There remain some significant drawbacks here. Doing those assignments inside macros still leaves you with less-than-aesthetic code. You still have to maintain discipline about using the macros. And if you are in a language that doesn't support the preprocessor, things get more difficult and/or annoying. (You may have to implement IfNegativeThrow() as a full-fledged method, for example, and incur the requisite overhead.) In a later post, I'll address these issues.

Tuesday, August 4, 2009

Exceptions Versus Return Values

I'm alarmed by the number of programmers I've been talking to lately -- not just C/C++ programmers, but also Java and C# programmers -- who are inclined to forgo the throwing of exceptions and instead use magic return values and/or status codes to indicate an API failure.

Consequenty I sat down to write a blog post about this. As a general rule, before I write something, I check to see if someone else has done it already, and sure enough, a number of people have taken on this issue competently. So instead of imitating their work, I wanted to point you to the best example, namely Ned Batchelder's.

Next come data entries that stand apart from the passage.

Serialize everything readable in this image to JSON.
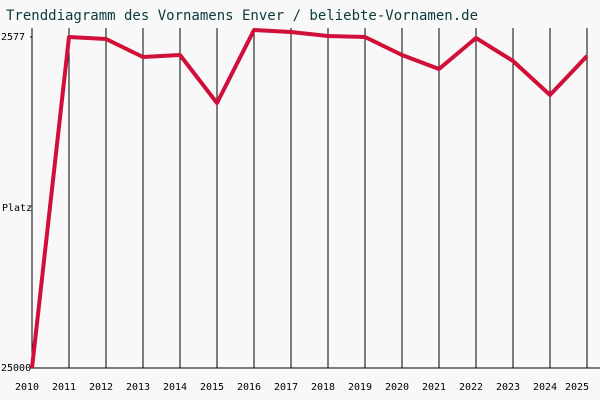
{
  "chart_data": {
    "type": "line",
    "title": "Trenddiagramm des Vornamens Enver / beliebte-Vornamen.de",
    "y_label": "Platz",
    "categories": [
      "2010",
      "2011",
      "2012",
      "2013",
      "2014",
      "2015",
      "2016",
      "2017",
      "2018",
      "2019",
      "2020",
      "2021",
      "2022",
      "2023",
      "2024",
      "2025"
    ],
    "series": [
      {
        "name": "Enver",
        "color": "#d0103a",
        "values": [
          25000,
          2577,
          2713,
          3932,
          3797,
          7049,
          2103,
          2238,
          2509,
          2577,
          3797,
          4745,
          2645,
          4203,
          6507,
          3864
        ]
      }
    ],
    "ylim": [
      25000,
      2577
    ],
    "yticks": [
      2577,
      25000
    ],
    "grid": true
  }
}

One slight addition I wanted to make was to point out that Ned's article is primarily focused on the use of return values as status codes. I'm actually more concerned about overloading the return value with a sentinel value that is intended to indicate failure (a practice that Ned covers in the section on "Valuable channels"). In my opinion, this is far more insidious than the correct application of the status code idiom because it can time- and space-shift errors far from where they originate, which can unnecessarily complicate debugging.

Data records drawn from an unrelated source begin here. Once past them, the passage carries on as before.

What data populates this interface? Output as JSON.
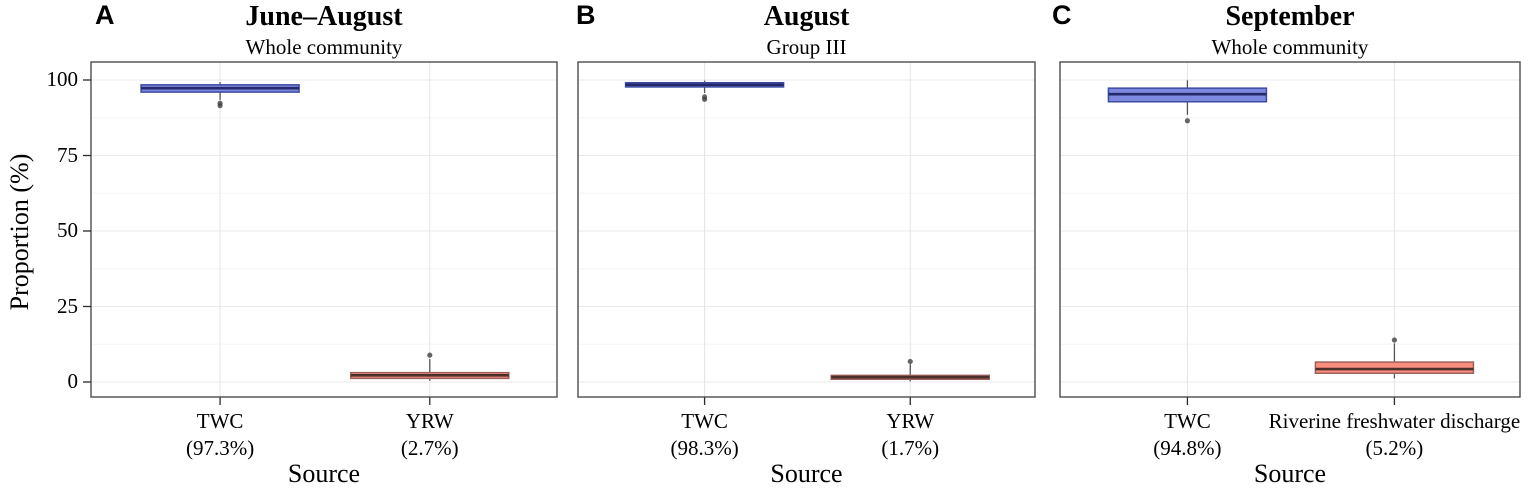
{
  "figure": {
    "ylabel": "Proportion (%)",
    "background": "#ffffff",
    "panel_border_color": "#4d4d4d",
    "tick_color": "#2b2b2b",
    "grid_major_color": "#e9e9e9",
    "grid_minor_color": "#f5f5f5",
    "grid_vertical_color": "#e4e4e4",
    "outlier_color": "#404040",
    "whisker_color": "#555555",
    "box_colors": {
      "blue": {
        "fill": "#7E88DF",
        "stroke": "#3D4BA0",
        "median": "#23296B"
      },
      "red": {
        "fill": "#FA8D80",
        "stroke": "#9A625B",
        "median": "#4C2E2B"
      }
    }
  },
  "chart_data": [
    {
      "type": "box",
      "letter": "A",
      "title": "June–August",
      "subtitle": "Whole community",
      "xlabel": "Source",
      "ylabel": "Proportion (%)",
      "ylim": [
        0,
        100
      ],
      "yticks": [
        0,
        25,
        50,
        75,
        100
      ],
      "grid": true,
      "categories": [
        "TWC",
        "YRW"
      ],
      "category_sublabels": [
        "(97.3%)",
        "(2.7%)"
      ],
      "series": [
        {
          "name": "TWC",
          "mean_pct": 97.3,
          "color_key": "blue",
          "q1": 96.0,
          "median": 97.3,
          "q3": 98.4,
          "whisker_low": 93.4,
          "whisker_high": 99.3,
          "outliers": [
            91.5,
            92.3
          ]
        },
        {
          "name": "YRW",
          "mean_pct": 2.7,
          "color_key": "red",
          "q1": 1.2,
          "median": 2.2,
          "q3": 3.1,
          "whisker_low": 0.4,
          "whisker_high": 7.6,
          "outliers": [
            8.9
          ]
        }
      ]
    },
    {
      "type": "box",
      "letter": "B",
      "title": "August",
      "subtitle": "Group III",
      "xlabel": "Source",
      "ylabel": "Proportion (%)",
      "ylim": [
        0,
        100
      ],
      "yticks": [
        0,
        25,
        50,
        75,
        100
      ],
      "grid": true,
      "categories": [
        "TWC",
        "YRW"
      ],
      "category_sublabels": [
        "(98.3%)",
        "(1.7%)"
      ],
      "series": [
        {
          "name": "TWC",
          "mean_pct": 98.3,
          "color_key": "blue",
          "q1": 97.7,
          "median": 98.4,
          "q3": 99.1,
          "whisker_low": 95.7,
          "whisker_high": 99.8,
          "outliers": [
            93.6,
            94.4
          ]
        },
        {
          "name": "YRW",
          "mean_pct": 1.7,
          "color_key": "red",
          "q1": 0.9,
          "median": 1.6,
          "q3": 2.2,
          "whisker_low": 0.2,
          "whisker_high": 5.9,
          "outliers": [
            6.8
          ]
        }
      ]
    },
    {
      "type": "box",
      "letter": "C",
      "title": "September",
      "subtitle": "Whole community",
      "xlabel": "Source",
      "ylabel": "Proportion (%)",
      "ylim": [
        0,
        100
      ],
      "yticks": [
        0,
        25,
        50,
        75,
        100
      ],
      "grid": true,
      "categories": [
        "TWC",
        "Riverine freshwater discharge"
      ],
      "category_sublabels": [
        "(94.8%)",
        "(5.2%)"
      ],
      "series": [
        {
          "name": "TWC",
          "mean_pct": 94.8,
          "color_key": "blue",
          "q1": 92.8,
          "median": 95.3,
          "q3": 97.3,
          "whisker_low": 88.5,
          "whisker_high": 99.9,
          "outliers": [
            86.5
          ]
        },
        {
          "name": "Riverine freshwater discharge",
          "mean_pct": 5.2,
          "color_key": "red",
          "q1": 2.9,
          "median": 4.3,
          "q3": 6.6,
          "whisker_low": 1.2,
          "whisker_high": 12.8,
          "outliers": [
            13.9
          ]
        }
      ]
    }
  ]
}
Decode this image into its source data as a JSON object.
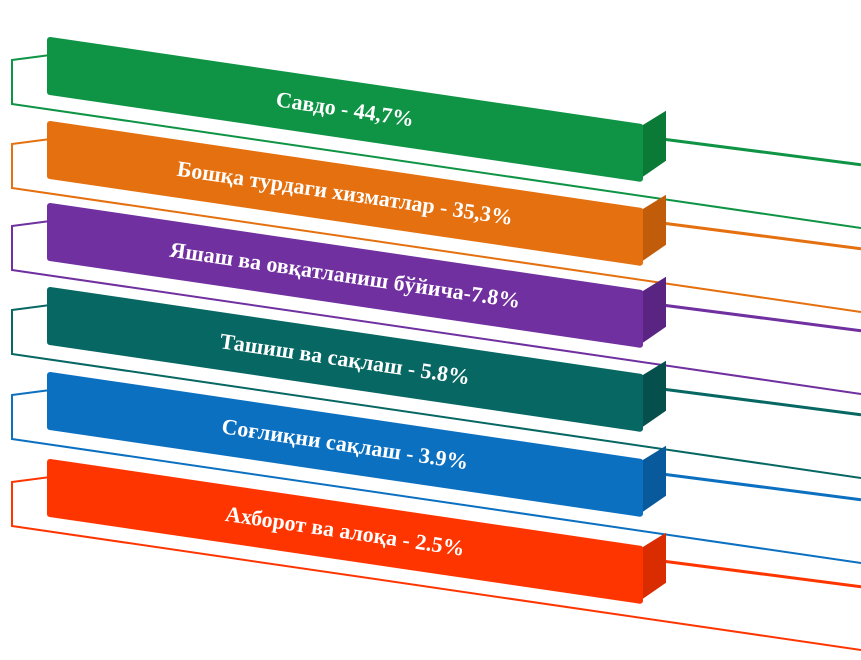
{
  "diagram": {
    "items": [
      {
        "label": "Савдо - 44,7%",
        "color": "#0e9444",
        "side_color": "#0a7a36"
      },
      {
        "label": "Бошқа турдаги хизматлар - 35,3%",
        "color": "#e4700f",
        "side_color": "#c15c0a"
      },
      {
        "label": "Яшаш ва овқатланиш бўйича-7.8%",
        "color": "#7030a0",
        "side_color": "#5a2582"
      },
      {
        "label": "Ташиш ва сақлаш - 5.8%",
        "color": "#076762",
        "side_color": "#05504c"
      },
      {
        "label": "Соғлиқни сақлаш - 3.9%",
        "color": "#0c70c1",
        "side_color": "#095a9c"
      },
      {
        "label": "Ахборот ва алоқа - 2.5%",
        "color": "#ff3500",
        "side_color": "#d92c00"
      }
    ]
  }
}
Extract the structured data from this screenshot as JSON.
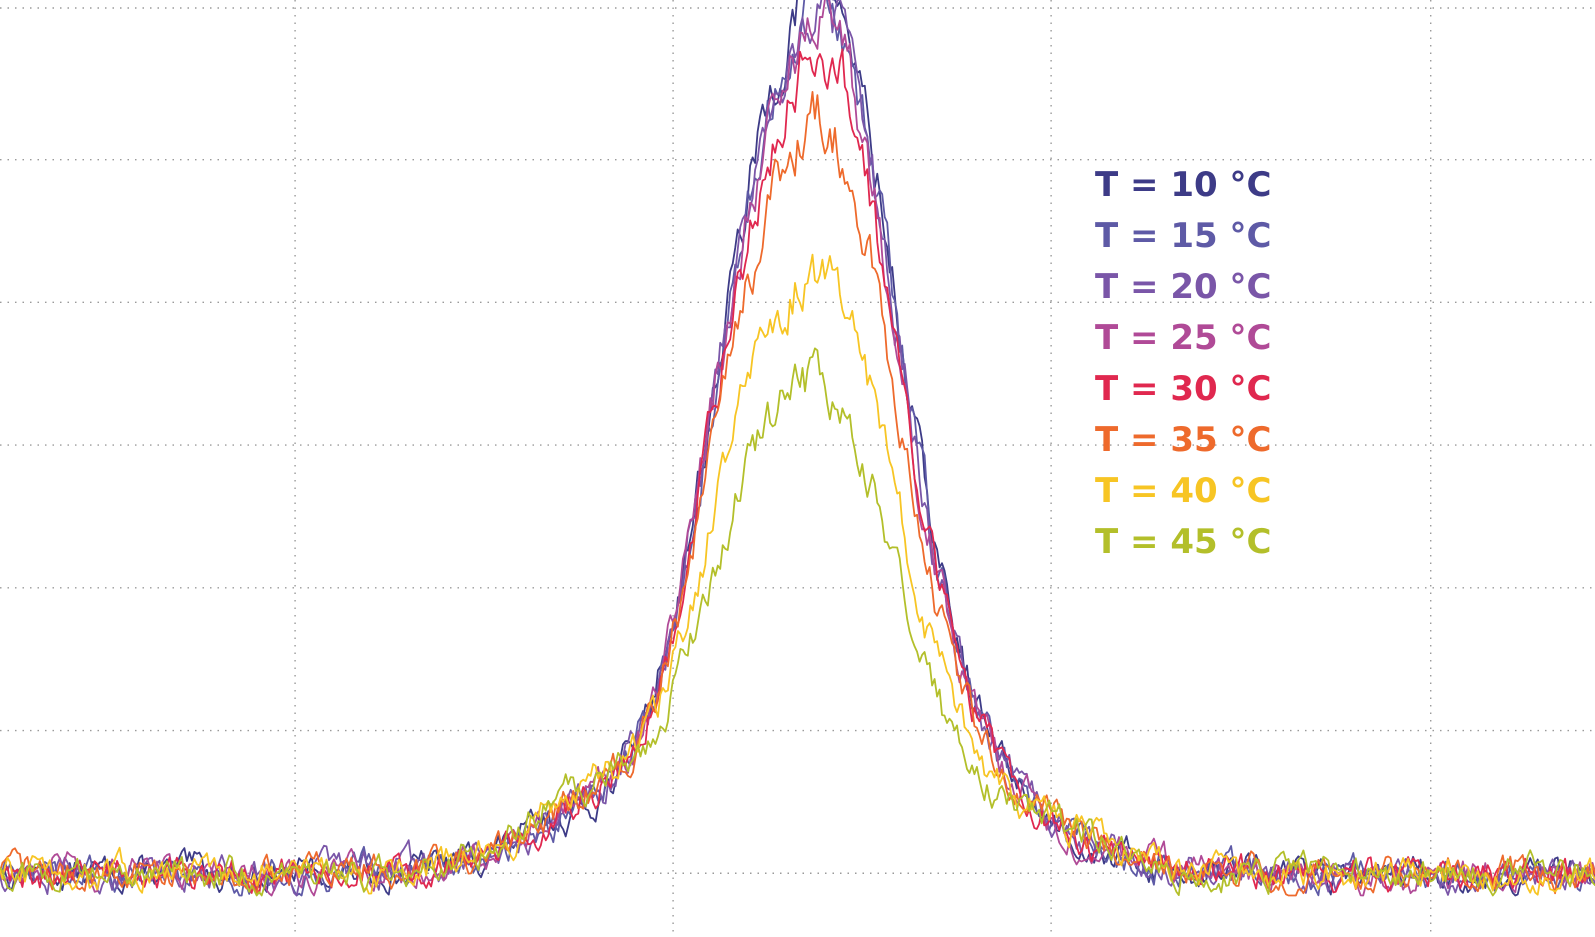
{
  "chart_data": {
    "type": "line",
    "title": "",
    "xlabel": "",
    "ylabel": "",
    "grid": true,
    "legend_placement": "right",
    "xlim": [
      0,
      100
    ],
    "ylim": [
      0,
      100
    ],
    "x_gridlines": [
      18.5,
      42.2,
      65.9,
      89.7
    ],
    "y_gridlines": [
      3.0,
      19.0,
      35.0,
      51.0,
      67.0,
      83.0,
      100.0
    ],
    "series": [
      {
        "name": "T = 10 °C",
        "color": "#3d3b87",
        "peak": 95.0,
        "shoulder": 62.0
      },
      {
        "name": "T = 15 °C",
        "color": "#5e5aa6",
        "peak": 93.5,
        "shoulder": 60.0
      },
      {
        "name": "T = 20 °C",
        "color": "#7a56a8",
        "peak": 92.0,
        "shoulder": 63.0
      },
      {
        "name": "T = 25 °C",
        "color": "#b04a97",
        "peak": 90.0,
        "shoulder": 62.0
      },
      {
        "name": "T = 30 °C",
        "color": "#e0284f",
        "peak": 88.0,
        "shoulder": 60.0
      },
      {
        "name": "T = 35 °C",
        "color": "#ee6a2c",
        "peak": 80.0,
        "shoulder": 56.0
      },
      {
        "name": "T = 40 °C",
        "color": "#f7c524",
        "peak": 64.0,
        "shoulder": 48.0
      },
      {
        "name": "T = 45 °C",
        "color": "#b3bf2a",
        "peak": 52.0,
        "shoulder": 42.0
      }
    ]
  }
}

Take the following square-root function as an example. Let's use C++.
float mysqrt(float n)
{
  if( n < 0 )
  {
    return -1.0;
  }
  return sqrt(n);
}
Here, -1 is being used as a sentinel value to indicate what any high school math student knows, namely, that you can't take the square root of a negative number. Consider what a client of this function must go through. Say I'm starting with the area of a circle, and I want to calculate the circumference using a couple of convenient helper methods:
float radiusFromArea(float area)
{
  return mysqrt(area / 3.14);
}

float circumferenceFromRadius(float radius)
{
  return 2 * 3.14 * radius;
}
Here is the client code:
float area = TEST_AREA;
float radius = radiusFromArea(area);
float circumference = circumferenceFromRadius(radius);
cout << circumference << endl;
If TEST_AREA is negative, we notice that the circumference is whacked (-6.28) when we are all done. That is, hopefully we notice and don't propagate the bad value forward, but I'll give the author of this code the benefit of the doubt for now. Even so, we still have no idea if the error is in radiusFromArea, circumferenceFromRadius, or some unknown function that one of them calls. Now condider what happens if mysqrt is written to throw an exception rather than return a "magic" error value:
float mysqrt(float n)
{
  if( n < 0 )
  {
    throw invalid_argument("can't take sqrt of negative number");
  }
  return sqrt(n);
}
When this code runs on a negative area for input, you see the error immediately in the form of an unhandled exception, with a stack trace pointing right to where mysqrt is called with the bogus value. This is much preferable for debugging, even in this simplistic example. Hopefully this will help convince you that exceptions are superior to the alternatives.